As time went on the number of Sisters increased, but the need for a larger and better equipped Hospital became necessary as the number of patients increased. In 1916, with the help of friends they were able to purchase a property in 40, Park Drive which became the site on which St. Joseph’s Hospital was built. This ministry continued to grow and expand until 1988 when Little Company of Mary relinquished ownership of the Hospital and property which were sold to Afrox Healthcare and renamed St. George’s Hospital. When the Hospital was sold ten Sisters moved to the Convent in Newton Park and so joined the parish of Mater Dei.

It was Mary Potter’s strong belief that ‘no one should die alone’. We can also accompany them in spirit through our ministry of prayer. The four Sisters at present in the Newton Park Convent, although retired from active ministry, remain faithful to the Charism of Mary Potter continuing in their dedication of prayer for the sick, especially those who are dying.

With great dedication and love Sister Ethel continues to implement the Vision of Venerable Mary Potter in her ministry to the sick, the dying, the poor and needy in Missionvale. She initiated this mission in 1988, beginning her work under a tree to serve the many needs of the people. These humble beginnings gradually grew and expanded to become the Missionvale Care Centre we know today.

 

Hyson Green in 1877 was a very poor district of Nottingham.
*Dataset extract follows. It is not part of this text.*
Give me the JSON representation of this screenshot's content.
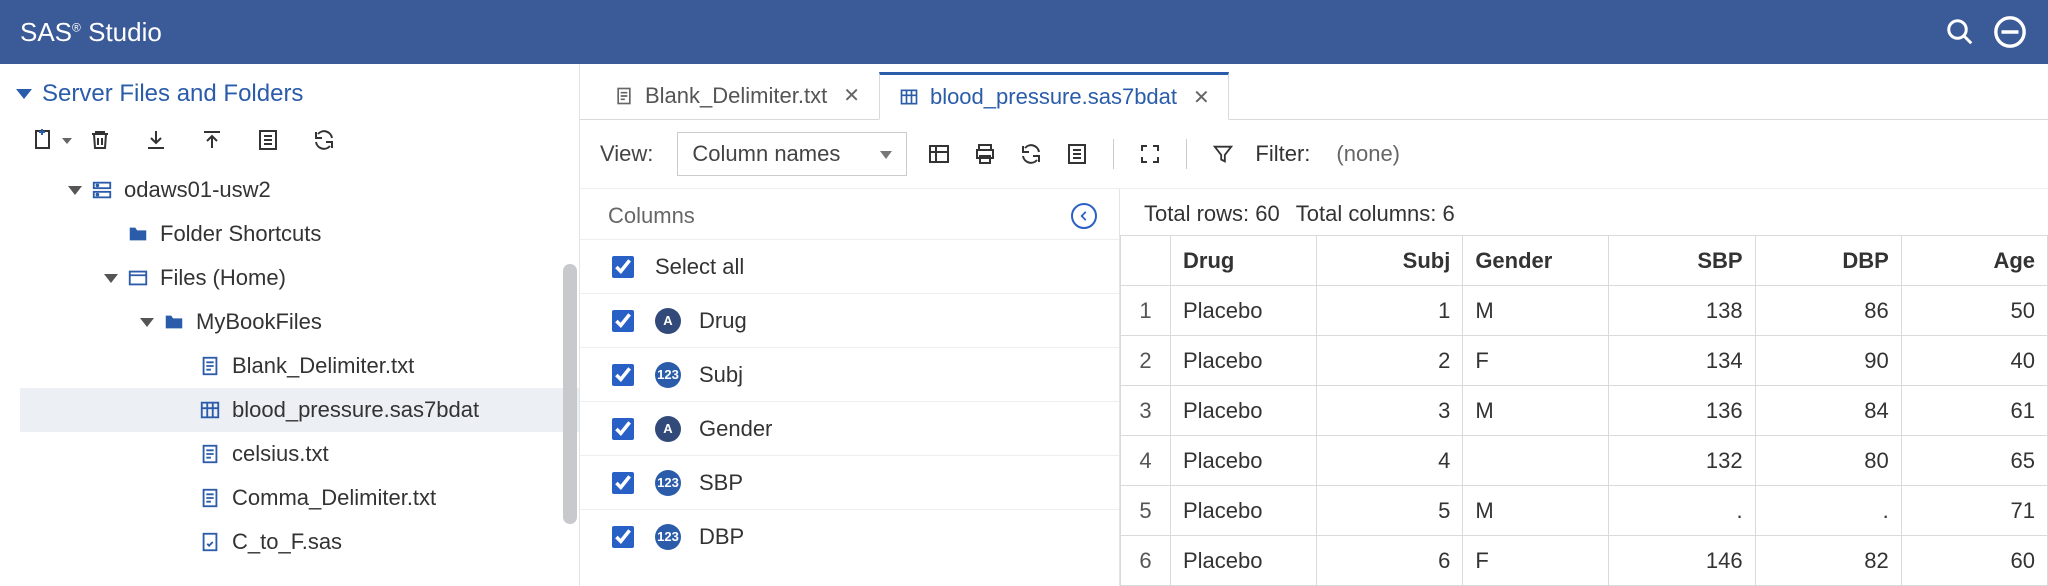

It was here that a dilapidated, disused, stocking factory, which had been repaired to make it habitable, became the first Convent of the Little Company of Mary.
Mary Potter and the Founding Sisters commenced their ministry visiting the people in their homes – the sick, those dying, families living in dire poverty. They also began a small school for the poor and destitute children.

This school has continued to develop and expand over the years, imbibing the spirit of Mary Potter, and remains active to this day with modern up to date facilities.

We believe that Mary Potter will now have a special interest in this School, which was once blessed with the presence of her Sisters.

Our sincere prayer is that all those who come to this school may experience hope and peace.